Il faut comprendre que ServiceNow touche à son but : rassembler les fondations pour créer et piloter des agents IA. « Toutes les permissions définies par rôle, l’unification des données transactionnelles et analytiques qui fournissent le contexte de l’agent, le fait que nous disposons du contexte d’entreprise grâce à la CMDB et à notre graphe de connaissances, l’orchestration intersystèmes, ainsi que des éléments essentiels pour un véritable système d’entreprise, comme l’audit et l’intégrité transactionnelle, sont intégrés dans [Autonomous Workforce] », souligne Nenshad Bardoliwalla. Reste que tout cela dépend de la qualité de la documentation des entreprises, de leurs intégrations et de la propreté de la CMDB et des modèles de données configurés.
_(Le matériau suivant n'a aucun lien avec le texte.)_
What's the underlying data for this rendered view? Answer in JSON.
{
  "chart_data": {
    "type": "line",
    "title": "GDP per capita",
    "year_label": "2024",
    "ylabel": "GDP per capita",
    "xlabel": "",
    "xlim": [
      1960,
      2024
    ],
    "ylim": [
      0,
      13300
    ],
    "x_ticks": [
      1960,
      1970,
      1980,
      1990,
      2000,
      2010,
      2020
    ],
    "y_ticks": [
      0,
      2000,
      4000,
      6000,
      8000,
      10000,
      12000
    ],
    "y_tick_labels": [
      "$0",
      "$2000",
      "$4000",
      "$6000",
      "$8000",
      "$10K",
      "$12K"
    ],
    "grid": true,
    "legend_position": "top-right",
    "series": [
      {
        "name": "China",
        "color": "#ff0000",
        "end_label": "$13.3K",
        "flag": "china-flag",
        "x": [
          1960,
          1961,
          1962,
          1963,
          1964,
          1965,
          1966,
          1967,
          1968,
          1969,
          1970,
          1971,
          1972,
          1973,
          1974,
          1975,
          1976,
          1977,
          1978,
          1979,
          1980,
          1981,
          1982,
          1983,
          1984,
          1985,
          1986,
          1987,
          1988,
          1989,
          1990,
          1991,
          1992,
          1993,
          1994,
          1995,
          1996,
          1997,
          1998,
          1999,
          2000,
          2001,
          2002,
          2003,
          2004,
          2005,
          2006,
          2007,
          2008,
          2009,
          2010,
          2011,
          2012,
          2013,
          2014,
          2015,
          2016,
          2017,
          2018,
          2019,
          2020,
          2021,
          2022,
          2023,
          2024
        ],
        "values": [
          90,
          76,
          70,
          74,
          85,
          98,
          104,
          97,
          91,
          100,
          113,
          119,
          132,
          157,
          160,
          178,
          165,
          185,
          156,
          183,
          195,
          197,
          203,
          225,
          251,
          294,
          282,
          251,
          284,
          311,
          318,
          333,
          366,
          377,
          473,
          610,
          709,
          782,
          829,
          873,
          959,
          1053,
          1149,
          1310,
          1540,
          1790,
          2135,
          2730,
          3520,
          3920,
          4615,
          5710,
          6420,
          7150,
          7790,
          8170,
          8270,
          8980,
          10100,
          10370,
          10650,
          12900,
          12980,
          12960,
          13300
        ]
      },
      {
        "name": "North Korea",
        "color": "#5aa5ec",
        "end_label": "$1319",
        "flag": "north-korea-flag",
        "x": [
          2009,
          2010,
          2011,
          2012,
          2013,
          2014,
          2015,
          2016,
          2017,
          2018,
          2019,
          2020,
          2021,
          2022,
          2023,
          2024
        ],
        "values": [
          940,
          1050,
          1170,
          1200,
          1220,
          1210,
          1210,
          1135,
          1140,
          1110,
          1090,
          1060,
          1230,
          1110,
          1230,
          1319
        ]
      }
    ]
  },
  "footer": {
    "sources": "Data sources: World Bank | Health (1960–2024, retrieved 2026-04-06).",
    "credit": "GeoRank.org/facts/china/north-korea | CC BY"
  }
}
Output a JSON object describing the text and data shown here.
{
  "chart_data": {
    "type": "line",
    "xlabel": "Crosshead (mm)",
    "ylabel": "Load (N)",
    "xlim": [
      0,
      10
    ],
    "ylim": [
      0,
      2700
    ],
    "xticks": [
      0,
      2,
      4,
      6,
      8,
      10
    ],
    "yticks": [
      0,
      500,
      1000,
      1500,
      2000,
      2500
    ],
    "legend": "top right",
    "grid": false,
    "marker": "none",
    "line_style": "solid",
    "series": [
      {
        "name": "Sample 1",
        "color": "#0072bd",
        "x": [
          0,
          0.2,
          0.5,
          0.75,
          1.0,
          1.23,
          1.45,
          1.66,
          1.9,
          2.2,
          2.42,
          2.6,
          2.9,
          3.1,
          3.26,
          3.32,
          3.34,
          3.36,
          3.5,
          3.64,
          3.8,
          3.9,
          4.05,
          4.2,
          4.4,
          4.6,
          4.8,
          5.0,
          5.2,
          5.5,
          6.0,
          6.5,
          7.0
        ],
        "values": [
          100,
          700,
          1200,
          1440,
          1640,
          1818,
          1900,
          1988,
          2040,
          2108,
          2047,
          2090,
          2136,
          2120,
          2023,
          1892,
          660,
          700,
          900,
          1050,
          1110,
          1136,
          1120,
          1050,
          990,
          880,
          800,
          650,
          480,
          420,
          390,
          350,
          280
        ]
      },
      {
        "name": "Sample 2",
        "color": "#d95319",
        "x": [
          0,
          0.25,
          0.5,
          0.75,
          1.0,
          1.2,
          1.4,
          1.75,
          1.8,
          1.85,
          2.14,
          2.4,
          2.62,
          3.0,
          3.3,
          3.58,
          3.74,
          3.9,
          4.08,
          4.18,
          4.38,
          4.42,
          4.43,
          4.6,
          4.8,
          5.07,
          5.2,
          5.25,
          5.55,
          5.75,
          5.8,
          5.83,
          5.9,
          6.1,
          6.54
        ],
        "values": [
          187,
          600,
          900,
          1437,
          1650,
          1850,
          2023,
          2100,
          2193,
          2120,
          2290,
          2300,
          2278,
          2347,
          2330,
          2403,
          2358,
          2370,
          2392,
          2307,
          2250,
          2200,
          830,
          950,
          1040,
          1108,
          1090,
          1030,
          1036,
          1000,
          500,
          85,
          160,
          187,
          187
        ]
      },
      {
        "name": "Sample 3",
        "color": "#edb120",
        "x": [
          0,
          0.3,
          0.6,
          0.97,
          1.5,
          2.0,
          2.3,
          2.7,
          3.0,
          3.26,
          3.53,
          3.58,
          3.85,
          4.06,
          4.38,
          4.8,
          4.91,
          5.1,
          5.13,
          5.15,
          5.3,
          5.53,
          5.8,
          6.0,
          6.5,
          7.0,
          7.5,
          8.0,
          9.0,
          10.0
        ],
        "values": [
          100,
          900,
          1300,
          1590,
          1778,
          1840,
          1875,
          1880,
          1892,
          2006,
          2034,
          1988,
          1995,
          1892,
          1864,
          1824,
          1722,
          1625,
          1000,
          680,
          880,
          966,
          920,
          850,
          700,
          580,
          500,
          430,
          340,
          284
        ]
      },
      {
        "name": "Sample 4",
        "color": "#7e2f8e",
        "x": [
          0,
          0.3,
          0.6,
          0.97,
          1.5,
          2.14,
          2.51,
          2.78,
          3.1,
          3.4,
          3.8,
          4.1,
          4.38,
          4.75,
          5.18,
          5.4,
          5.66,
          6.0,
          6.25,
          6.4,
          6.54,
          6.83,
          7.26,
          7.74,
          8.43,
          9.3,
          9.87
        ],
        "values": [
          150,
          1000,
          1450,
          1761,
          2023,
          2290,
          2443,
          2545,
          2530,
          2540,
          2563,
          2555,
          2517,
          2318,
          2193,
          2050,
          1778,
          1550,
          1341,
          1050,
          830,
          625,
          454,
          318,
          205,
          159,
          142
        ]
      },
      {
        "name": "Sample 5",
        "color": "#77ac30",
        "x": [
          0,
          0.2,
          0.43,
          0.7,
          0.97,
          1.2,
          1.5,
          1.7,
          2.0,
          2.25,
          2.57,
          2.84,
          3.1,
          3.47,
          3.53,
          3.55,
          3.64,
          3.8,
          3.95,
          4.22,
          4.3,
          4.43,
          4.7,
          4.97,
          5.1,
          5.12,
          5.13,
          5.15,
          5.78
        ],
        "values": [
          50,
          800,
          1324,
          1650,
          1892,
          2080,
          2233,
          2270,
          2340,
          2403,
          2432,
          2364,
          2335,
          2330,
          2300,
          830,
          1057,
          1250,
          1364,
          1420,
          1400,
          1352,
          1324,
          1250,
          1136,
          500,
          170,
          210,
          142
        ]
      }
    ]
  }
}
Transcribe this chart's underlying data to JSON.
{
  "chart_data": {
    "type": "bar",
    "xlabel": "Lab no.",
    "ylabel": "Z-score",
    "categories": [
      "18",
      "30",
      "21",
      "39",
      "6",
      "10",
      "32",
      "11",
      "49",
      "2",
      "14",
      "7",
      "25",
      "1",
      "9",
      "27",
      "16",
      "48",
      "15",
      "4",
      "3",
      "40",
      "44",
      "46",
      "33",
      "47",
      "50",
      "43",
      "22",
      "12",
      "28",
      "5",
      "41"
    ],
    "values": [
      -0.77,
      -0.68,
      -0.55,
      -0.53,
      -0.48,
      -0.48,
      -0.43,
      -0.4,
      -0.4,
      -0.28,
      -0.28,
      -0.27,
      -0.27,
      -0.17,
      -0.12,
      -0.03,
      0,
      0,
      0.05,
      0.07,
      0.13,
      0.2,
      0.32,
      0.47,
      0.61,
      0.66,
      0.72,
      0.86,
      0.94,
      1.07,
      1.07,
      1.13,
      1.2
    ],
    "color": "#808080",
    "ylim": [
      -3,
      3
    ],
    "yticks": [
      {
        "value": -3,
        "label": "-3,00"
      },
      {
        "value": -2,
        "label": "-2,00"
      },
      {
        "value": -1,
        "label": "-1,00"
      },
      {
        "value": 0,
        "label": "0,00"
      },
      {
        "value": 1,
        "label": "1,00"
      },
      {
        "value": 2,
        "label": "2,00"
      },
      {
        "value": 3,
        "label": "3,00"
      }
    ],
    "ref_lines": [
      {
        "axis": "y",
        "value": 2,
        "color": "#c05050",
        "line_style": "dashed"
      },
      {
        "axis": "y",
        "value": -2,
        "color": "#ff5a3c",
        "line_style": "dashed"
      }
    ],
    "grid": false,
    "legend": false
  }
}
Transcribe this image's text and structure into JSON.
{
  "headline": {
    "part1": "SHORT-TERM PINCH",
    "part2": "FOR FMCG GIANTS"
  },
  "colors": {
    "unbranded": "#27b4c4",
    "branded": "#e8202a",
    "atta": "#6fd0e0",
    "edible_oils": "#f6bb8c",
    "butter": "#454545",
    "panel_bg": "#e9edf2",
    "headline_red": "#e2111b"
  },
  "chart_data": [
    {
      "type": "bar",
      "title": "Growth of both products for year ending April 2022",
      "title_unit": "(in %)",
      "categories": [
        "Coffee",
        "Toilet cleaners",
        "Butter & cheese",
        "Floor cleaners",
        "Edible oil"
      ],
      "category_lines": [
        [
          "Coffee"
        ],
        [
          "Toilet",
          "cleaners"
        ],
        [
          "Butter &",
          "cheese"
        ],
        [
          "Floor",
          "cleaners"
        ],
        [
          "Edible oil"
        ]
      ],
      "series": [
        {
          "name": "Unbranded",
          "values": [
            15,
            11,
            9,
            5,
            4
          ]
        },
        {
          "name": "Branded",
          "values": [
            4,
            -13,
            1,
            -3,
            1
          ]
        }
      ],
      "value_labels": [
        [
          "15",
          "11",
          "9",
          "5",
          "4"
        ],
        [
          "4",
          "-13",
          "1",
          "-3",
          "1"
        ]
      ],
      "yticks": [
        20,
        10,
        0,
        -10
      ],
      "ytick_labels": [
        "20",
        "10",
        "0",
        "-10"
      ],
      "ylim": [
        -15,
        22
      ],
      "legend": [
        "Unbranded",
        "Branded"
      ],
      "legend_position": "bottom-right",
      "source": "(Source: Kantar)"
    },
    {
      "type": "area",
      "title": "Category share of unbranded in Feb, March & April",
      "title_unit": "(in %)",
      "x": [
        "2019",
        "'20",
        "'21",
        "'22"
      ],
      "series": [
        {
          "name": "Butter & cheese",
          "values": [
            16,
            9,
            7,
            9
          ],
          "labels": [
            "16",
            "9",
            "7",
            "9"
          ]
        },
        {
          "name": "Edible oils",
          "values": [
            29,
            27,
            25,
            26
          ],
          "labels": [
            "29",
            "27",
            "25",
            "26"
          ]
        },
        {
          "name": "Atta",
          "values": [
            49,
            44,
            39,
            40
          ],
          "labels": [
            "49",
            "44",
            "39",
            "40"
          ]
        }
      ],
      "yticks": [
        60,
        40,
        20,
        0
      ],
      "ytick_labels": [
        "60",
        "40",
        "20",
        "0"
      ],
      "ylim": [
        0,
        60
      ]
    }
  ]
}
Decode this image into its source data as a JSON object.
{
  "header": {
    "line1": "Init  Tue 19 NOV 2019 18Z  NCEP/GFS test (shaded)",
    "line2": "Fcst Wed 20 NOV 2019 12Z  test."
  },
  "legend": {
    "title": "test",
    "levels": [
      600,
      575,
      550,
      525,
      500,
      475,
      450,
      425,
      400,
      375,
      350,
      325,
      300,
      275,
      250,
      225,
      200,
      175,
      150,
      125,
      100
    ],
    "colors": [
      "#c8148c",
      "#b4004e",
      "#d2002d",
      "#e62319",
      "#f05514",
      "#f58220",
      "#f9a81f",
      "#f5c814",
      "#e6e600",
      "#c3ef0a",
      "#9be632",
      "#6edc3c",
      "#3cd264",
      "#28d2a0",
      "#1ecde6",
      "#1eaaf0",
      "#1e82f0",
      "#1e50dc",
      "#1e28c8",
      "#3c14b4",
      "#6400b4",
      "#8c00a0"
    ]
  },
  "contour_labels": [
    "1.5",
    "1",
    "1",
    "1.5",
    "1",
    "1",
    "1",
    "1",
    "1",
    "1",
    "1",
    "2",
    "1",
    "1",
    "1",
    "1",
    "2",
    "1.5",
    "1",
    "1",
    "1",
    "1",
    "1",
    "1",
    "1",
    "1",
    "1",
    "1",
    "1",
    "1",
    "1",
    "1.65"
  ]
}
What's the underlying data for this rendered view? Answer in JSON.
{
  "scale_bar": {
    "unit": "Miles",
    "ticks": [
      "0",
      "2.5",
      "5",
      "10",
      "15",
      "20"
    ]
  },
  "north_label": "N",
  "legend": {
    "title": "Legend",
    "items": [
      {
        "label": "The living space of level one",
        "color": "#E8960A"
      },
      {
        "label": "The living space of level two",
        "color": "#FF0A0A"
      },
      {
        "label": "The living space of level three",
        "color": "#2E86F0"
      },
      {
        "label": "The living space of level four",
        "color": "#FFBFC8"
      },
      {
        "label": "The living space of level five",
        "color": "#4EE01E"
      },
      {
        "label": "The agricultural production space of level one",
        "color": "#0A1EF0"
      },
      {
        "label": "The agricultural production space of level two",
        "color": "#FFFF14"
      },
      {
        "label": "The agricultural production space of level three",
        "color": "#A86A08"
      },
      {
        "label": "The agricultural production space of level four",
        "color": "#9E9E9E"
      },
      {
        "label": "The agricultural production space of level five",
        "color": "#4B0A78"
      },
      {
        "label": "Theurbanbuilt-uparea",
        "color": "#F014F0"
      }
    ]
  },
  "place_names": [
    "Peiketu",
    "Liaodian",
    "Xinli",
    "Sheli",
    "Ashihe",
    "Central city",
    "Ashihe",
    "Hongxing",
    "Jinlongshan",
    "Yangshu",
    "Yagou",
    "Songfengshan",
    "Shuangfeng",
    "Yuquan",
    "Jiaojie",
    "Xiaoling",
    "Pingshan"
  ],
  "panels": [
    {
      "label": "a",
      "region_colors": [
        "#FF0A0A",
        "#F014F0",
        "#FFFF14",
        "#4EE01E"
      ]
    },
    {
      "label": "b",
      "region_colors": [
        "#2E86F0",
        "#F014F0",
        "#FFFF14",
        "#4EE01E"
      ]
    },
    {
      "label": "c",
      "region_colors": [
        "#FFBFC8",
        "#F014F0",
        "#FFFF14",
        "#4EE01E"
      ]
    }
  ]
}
Cet agent IA de service desk de niveau 1 est pour l’instant en « accessibilité contrôlée ». Il faut attendre la mise à jour Australia, c’est-à-dire le deuxième trimestre 2026, pour le voir débarquer en disponibilité générale.
« Et ce n’est que le début : ce même modèle Autonomous Workforce s’étendra à d’autres fonctions, des services aux employés et des opérations de sécurité à la finance, etc. », promet un porte-parole de ServiceNow. Ces agents autonomes pourront être édités depuis l’IDE App Engine, via Build Agent.